Loading...
Logo TinLit
Read Story - Negaraku Hancur, Hatiku Pecah, Tapi Aku Masih Bisa Memasak Nasi Goreng
MENU
About Us  

Siapa yang mengira gadis yang menggambar bunga di taman akan masuk konbini tengah malam?

Saat itu aku sedang merapikan rak makanan instan, tepat setelah shift malam dimulai. Kepala masih agak pusing karena kurang tidur, punggung protes, dan pikiranku dipenuhi hal-hal seperti: Apakah ada cara menyeduh cup ramen tanpa air panas? atau Kalau aku pura-pura pingsan, apakah bos akan menyuruhku pulang?

Toko sepi. Jam digital di pojok meja kasir baru menunjukkan 00:42, dan suara pendingin minuman adalah satu-satunya hal yang hidup selain detak jantungku yang menyerah pelan-pelan.

Pintu otomatis konbini berbunyi.

Chirin.

Aku tidak menoleh.

Biasanya jam segini yang masuk adalah orang mabuk, mahasiswa kelaparan, atau kurir yang salah jadwal.

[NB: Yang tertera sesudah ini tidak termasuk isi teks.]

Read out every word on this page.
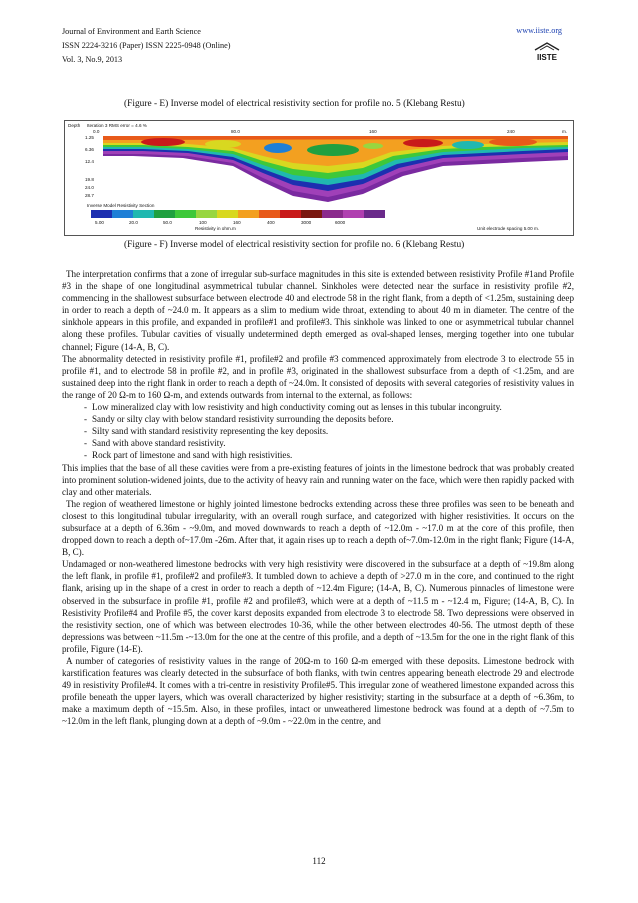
Journal of Environment and Earth Science
ISSN 2224-3216 (Paper) ISSN 2225-0948 (Online)
Vol. 3, No.9, 2013
www.iiste.org
IISTE
(Figure - E) Inverse model of electrical resistivity section for profile no. 5 (Klebang Restu)
Depth Iteration 3 RMS error = 4.6 %
0.0	80.0	160	240	m.
1.25
6.36
12.4
19.8
24.0
28.7
Inverse Model Resistivity Section
5.00	20.0	50.0	100	160	400	3000	6000
Resistivity in ohm.m	Unit electrode spacing 5.00 m.
(Figure - F) Inverse model of electrical resistivity section for profile no. 6 (Klebang Restu)

The interpretation confirms that a zone of irregular sub-surface magnitudes in this site is extended between resistivity Profile #1and Profile #3 in the shape of one longitudinal asymmetrical tubular channel. Sinkholes were detected near the surface in resistivity profile #2, commencing in the shallowest subsurface between electrode 40 and electrode 58 in the right flank, from a depth of <1.25m, sustaining deep in order to reach a depth of ~24.0 m. It appears as a slim to medium wide throat, extending to about 40 m in diameter. The centre of the sinkhole appears in this profile, and expanded in profile#1 and profile#3. This sinkhole was linked to one or asymmetrical tubular channel along these profiles. Tubular cavities of visually undetermined depth emerged as oval-shaped lenses, merging together into one tubular channel; Figure (14-A, B, C).

The abnormality detected in resistivity profile #1, profile#2 and profile #3 commenced approximately from electrode 3 to electrode 55 in profile #1, and to electrode 58 in profile #2, and in profile #3, originated in the shallowest subsurface from a depth of <1.25m, and are sustained deep into the right flank in order to reach a depth of ~24.0m. It consisted of deposits with several categories of resistivity values in the range of 20 Ω-m to 160 Ω-m, and extends outwards from internal to the external, as follows:

- Low mineralized clay with low resistivity and high conductivity coming out as lenses in this tubular incongruity.
- Sandy or silty clay with below standard resistivity surrounding the deposits before.
- Silty sand with standard resistivity representing the key deposits.
- Sand with above standard resistivity.
- Rock part of limestone and sand with high resistivities.

This implies that the base of all these cavities were from a pre-existing features of joints in the limestone bedrock that was probably created into prominent solution-widened joints, due to the activity of heavy rain and running water on the face, which were then rapidly packed with clay and other materials.

The region of weathered limestone or highly jointed limestone bedrocks extending across these three profiles was seen to be beneath and closest to this longitudinal tubular irregularity, with an overall rough surface, and categorized with higher resistivities. It occurs on the subsurface at a depth of 6.36m - ~9.0m, and moved downwards to reach a depth of ~12.0m - ~17.0 m at the core of this profile, then dropped down to reach a depth of~17.0m -26m. After that, it again rises up to reach a depth of~7.0m-12.0m in the right flank; Figure (14-A, B, C).

Undamaged or non-weathered limestone bedrocks with very high resistivity were discovered in the subsurface at a depth of ~19.8m along the left flank, in profile #1, profile#2 and profile#3. It tumbled down to achieve a depth of >27.0 m in the core, and continued to the right flank, arising up in the shape of a crest in order to reach a depth of ~12.4m Figure; (14-A, B, C). Numerous pinnacles of limestone were observed in the subsurface in profile #1, profile #2 and profile#3, which were at a depth of ~11.5 m - ~12.4 m, Figure; (14-A, B, C). In Resistivity Profile#4 and Profile #5, the cover karst deposits expanded from electrode 3 to electrode 58. Two depressions were observed in the resistivity section, one of which was between electrodes 10-36, while the other between electrodes 40-56. The utmost depth of these depressions was between ~11.5m -~13.0m for the one at the centre of this profile, and a depth of ~13.5m for the one in the right flank of this profile, Figure (14-E).

A number of categories of resistivity values in the range of 20Ω-m to 160 Ω-m emerged with these deposits. Limestone bedrock with karstification features was clearly detected in the subsurface of both flanks, with twin centres appearing beneath electrode 29 and electrode 49 in resistivity Profile#4. It comes with a tri-centre in resistivity Profile#5. This irregular zone of weathered limestone expanded across this profile beneath the upper layers, which was overall characterized by higher resistivity; starting in the subsurface at a depth of ~6.36m, to make a maximum depth of ~15.5m. Also, in these profiles, intact or unweathered limestone bedrock was found at a depth of ~7.5m to ~12.0m in the left flank, plunging down at a depth of ~9.0m - ~22.0m in the centre, and

112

Satu-dua pelanggan setia yang tidak pernah bicara, hanya mengangguk dengan mata setengah tertutup.

Tapi ada sesuatu tentang langkah kaki itu.

Pelan, ringan, dan... ragu-ragu?

Langkah orang yang tidak sedang buru-buru, tapi juga tidak benar-benar tahu mau apa. Seperti seseorang yang tidak hanya mencari air, tapi juga alasan untuk tidak pulang.

Aku melirik dari sela rak.

Dia berdiri di depan lemari pendingin, rambutnya dikuncir setengah, mengenakan hoodie polos dan rok panjang. Tidak seperti pelanggan biasa, terlalu tenang, terlalu... diam. Matanya menatap deretan botol air mineral seolah sedang memilih nasib, bukan merek.

Sakura.

Jantungku seperti lupa caranya berdetak.

Sesaat aku membeku. Tidak benar-benar percaya.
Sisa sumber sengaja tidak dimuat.